Population, individuals, census and sample

Before running any statistical analysis, you need to be clear about who or what you are studying. Population, individual, census and sample are the four basic concepts that define the scope of any study.

Population and individuals

A population is the complete set of elements sharing one or more characteristics that you want to study. It does not have to mean people: a population can be a batch of manufactured parts, all the transactions processed by a bank on a given day, or all the plants of a species in a forest.

An individual is each single element that belongs to that population. Every measurement you take comes from one individual.

Examples of populations and their individuals

  • You want to study the average monthly salary of software engineers in Germany. The population is all software engineers currently employed in Germany. Each engineer is an individual.
  • A food company wants to check the sugar content of its yogurt production. The population is all yogurt units produced in a given batch. Each unit is an individual.
  • A biologist studies the weight of adult male lions in the Serengeti. The population is all adult male lions living there. Each lion is an individual.

Example icon
Each square represents one individual. The highlighted one is the individual being studied.

Figure 1: Each square represents one individual. The highlighted one is the individual being studied.

Why not always study the whole population?

In theory, the most reliable way to learn about a population is to measure every single individual. In practice, this is rarely feasible for three main reasons:

  • Cost: surveying every adult in a country to estimate unemployment takes months and costs millions.
  • Time: by the time you finish measuring everyone, the situation may have already changed.
  • Destructive measurement: if you want to test how many hours a light bulb lasts, you have to run it until it burns out. You cannot test every bulb and still have bulbs to sell.

In all these situations the solution is the same: take a sample.

💡 The key idea

You do not need to study the entire population to draw valid conclusions. A well-chosen sample of a few hundred individuals can give you reliable estimates about millions, as long as the sampling is done correctly.

Sample and census

If the data collection covers the entire population, it is called a census. The most familiar example is the national census, where governments attempt to count and collect information on every resident of a country. Useful, but expensive and slow.
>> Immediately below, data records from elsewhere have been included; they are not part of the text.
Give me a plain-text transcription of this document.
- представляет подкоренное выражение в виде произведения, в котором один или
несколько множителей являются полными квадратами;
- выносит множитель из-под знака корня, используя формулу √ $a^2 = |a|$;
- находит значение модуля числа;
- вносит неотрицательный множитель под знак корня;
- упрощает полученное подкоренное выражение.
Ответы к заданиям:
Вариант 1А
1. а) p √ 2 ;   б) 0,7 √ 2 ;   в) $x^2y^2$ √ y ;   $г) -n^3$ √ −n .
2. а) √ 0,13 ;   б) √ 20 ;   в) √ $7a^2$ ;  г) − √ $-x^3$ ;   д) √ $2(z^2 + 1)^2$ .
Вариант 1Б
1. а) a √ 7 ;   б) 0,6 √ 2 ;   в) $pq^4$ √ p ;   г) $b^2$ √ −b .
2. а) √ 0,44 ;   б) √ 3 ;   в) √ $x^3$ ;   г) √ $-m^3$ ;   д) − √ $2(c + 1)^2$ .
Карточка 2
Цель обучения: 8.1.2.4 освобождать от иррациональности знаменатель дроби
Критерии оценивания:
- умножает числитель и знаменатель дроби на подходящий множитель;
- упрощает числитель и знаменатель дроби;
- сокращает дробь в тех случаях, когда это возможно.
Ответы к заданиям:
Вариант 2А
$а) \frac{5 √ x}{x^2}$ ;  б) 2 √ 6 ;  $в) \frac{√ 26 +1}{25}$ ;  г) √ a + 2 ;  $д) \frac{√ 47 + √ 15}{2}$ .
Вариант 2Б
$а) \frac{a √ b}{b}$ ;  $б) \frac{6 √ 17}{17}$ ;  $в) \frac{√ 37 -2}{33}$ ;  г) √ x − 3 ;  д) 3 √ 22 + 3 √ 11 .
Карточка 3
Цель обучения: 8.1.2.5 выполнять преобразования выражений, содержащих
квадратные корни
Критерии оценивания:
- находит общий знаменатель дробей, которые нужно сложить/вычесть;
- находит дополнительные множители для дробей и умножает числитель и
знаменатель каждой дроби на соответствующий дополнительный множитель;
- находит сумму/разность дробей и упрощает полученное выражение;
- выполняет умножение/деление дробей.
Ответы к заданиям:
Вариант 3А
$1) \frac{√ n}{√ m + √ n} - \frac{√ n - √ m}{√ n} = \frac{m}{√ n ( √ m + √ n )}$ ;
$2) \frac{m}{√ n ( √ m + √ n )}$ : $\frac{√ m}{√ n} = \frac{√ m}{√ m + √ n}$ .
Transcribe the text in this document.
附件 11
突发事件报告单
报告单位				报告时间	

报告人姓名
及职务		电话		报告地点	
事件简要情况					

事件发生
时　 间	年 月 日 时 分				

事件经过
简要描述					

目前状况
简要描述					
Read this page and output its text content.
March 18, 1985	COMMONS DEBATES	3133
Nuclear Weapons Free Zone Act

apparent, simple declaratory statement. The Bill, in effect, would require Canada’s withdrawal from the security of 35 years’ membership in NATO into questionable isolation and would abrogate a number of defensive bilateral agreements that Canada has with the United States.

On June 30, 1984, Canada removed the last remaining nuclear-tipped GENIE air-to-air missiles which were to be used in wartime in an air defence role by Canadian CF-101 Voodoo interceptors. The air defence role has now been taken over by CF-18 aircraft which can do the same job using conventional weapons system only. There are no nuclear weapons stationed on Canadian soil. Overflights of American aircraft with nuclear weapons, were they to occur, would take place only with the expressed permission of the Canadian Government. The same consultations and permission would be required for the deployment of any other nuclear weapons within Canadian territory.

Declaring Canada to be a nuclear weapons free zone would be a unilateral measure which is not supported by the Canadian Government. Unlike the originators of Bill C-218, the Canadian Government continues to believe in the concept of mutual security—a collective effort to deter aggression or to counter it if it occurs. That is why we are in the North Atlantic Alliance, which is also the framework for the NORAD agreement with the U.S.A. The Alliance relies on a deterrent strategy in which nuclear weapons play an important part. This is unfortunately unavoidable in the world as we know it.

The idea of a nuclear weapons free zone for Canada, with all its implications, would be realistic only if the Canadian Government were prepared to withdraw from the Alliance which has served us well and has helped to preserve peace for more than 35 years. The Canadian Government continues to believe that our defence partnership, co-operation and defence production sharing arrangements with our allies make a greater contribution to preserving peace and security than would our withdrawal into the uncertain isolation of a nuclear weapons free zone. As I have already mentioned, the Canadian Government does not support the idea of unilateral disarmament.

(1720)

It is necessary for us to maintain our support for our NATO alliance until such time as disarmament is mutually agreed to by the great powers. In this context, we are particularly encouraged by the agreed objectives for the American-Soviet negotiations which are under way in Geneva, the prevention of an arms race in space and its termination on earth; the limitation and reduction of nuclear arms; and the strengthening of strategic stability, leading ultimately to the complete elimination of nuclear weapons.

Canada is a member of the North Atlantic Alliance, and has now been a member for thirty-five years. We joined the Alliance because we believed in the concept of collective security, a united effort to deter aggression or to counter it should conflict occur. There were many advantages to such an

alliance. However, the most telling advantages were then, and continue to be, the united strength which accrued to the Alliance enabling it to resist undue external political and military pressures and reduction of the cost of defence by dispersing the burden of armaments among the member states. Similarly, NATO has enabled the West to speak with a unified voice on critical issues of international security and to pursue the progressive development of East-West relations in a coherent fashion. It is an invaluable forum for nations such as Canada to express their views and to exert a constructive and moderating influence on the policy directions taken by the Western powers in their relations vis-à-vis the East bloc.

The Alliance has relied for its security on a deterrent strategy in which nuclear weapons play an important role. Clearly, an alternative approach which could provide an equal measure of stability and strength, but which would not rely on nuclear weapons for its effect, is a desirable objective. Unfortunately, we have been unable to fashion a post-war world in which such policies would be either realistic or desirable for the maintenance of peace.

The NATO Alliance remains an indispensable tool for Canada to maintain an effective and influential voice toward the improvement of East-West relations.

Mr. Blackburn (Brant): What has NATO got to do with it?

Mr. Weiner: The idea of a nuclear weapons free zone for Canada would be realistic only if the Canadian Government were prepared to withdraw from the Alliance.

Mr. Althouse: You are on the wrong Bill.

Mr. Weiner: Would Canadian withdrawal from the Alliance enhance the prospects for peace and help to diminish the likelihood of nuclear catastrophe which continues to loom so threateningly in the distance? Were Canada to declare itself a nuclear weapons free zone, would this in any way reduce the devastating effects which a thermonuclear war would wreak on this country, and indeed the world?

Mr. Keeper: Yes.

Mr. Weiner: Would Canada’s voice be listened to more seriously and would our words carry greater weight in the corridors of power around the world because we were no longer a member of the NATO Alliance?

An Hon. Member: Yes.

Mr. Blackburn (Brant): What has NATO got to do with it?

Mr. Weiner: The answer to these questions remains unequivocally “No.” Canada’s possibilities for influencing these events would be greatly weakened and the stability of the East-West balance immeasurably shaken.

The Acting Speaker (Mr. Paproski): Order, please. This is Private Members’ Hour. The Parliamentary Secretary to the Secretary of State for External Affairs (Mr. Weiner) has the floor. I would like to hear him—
A sample is a subset of individuals selected from the population. The number of individuals in the sample is the sample size, denoted \(n\). For a variable \(X\), a sample of size \(n\) is written as:

\[\{x_1, x_2, \ldots, x_n\}\]

The goal of sampling is not just to collect data from fewer people. It is to collect data from fewer people in a way that still lets you draw accurate conclusions about the whole population.

Census covers the entire population; a sample covers a representative subset

Figure 2: Census covers the entire population; a sample covers a representative subset

Biased samples

A sample is biased when it does not represent the population fairly. The conclusions you draw from a biased sample can be not just imprecise, but systematically wrong every time.

The most common sources of bias are:

  • Selection bias: some individuals are more likely to end up in the sample than others. If you survey customer satisfaction only among people who contacted support, you miss all the satisfied customers who never had a problem.
  • Non-response bias: some people refuse to participate. If those who decline are systematically different from those who respond, the sample no longer represents the population.
  • Survivorship bias: you only observe the individuals that passed some filter. Studying only successful startups to learn what makes a business succeed ignores all the failed ones that followed the same strategy.

⚠️ A famous example of biased sampling

In the 1936 US presidential election, the Literary Digest magazine polled 2.4 million people and predicted a landslide victory for Alf Landon over Franklin D. Roosevelt. Roosevelt won by a large margin. The problem: the magazine sampled from its own subscribers, telephone directories, and car registration lists, which in 1936 skewed heavily toward wealthier, Republican-leaning voters. A massive sample size did not compensate for a biased sampling method.

Left: unbiased sample (scattered but centered on the true value). Right: biased sample (consistently off-target).

Figure 3: Left: unbiased sample (scattered but centered on the true value). Right: biased sample (consistently off-target).

Sampling methods

The process used to select individuals from the population is called a sampling method. Choosing the right method is as important as choosing the right statistical test later.

When sampling is based on probability, every individual has a known, non-zero chance of being selected. The most common probabilistic methods are:

  • Simple random sampling: every individual has the same probability of being selected.
  • Stratified sampling: the population is divided into groups (strata) and a random sample is taken from each. Useful when the population has distinct subgroups you want to represent proportionally.
  • Cluster sampling: entire clusters are randomly selected. More practical when individuals are geographically spread out.
  • Systematic sampling: you select every \(k\)-th individual from a list.

You can find a detailed explanation of each method in the sampling methods section.

The characteristics measured on the individuals are called variables, represented with uppercase letters such as \(X\) or \(Y\). These variables can be qualitative or quantitative depending on the type of values they take.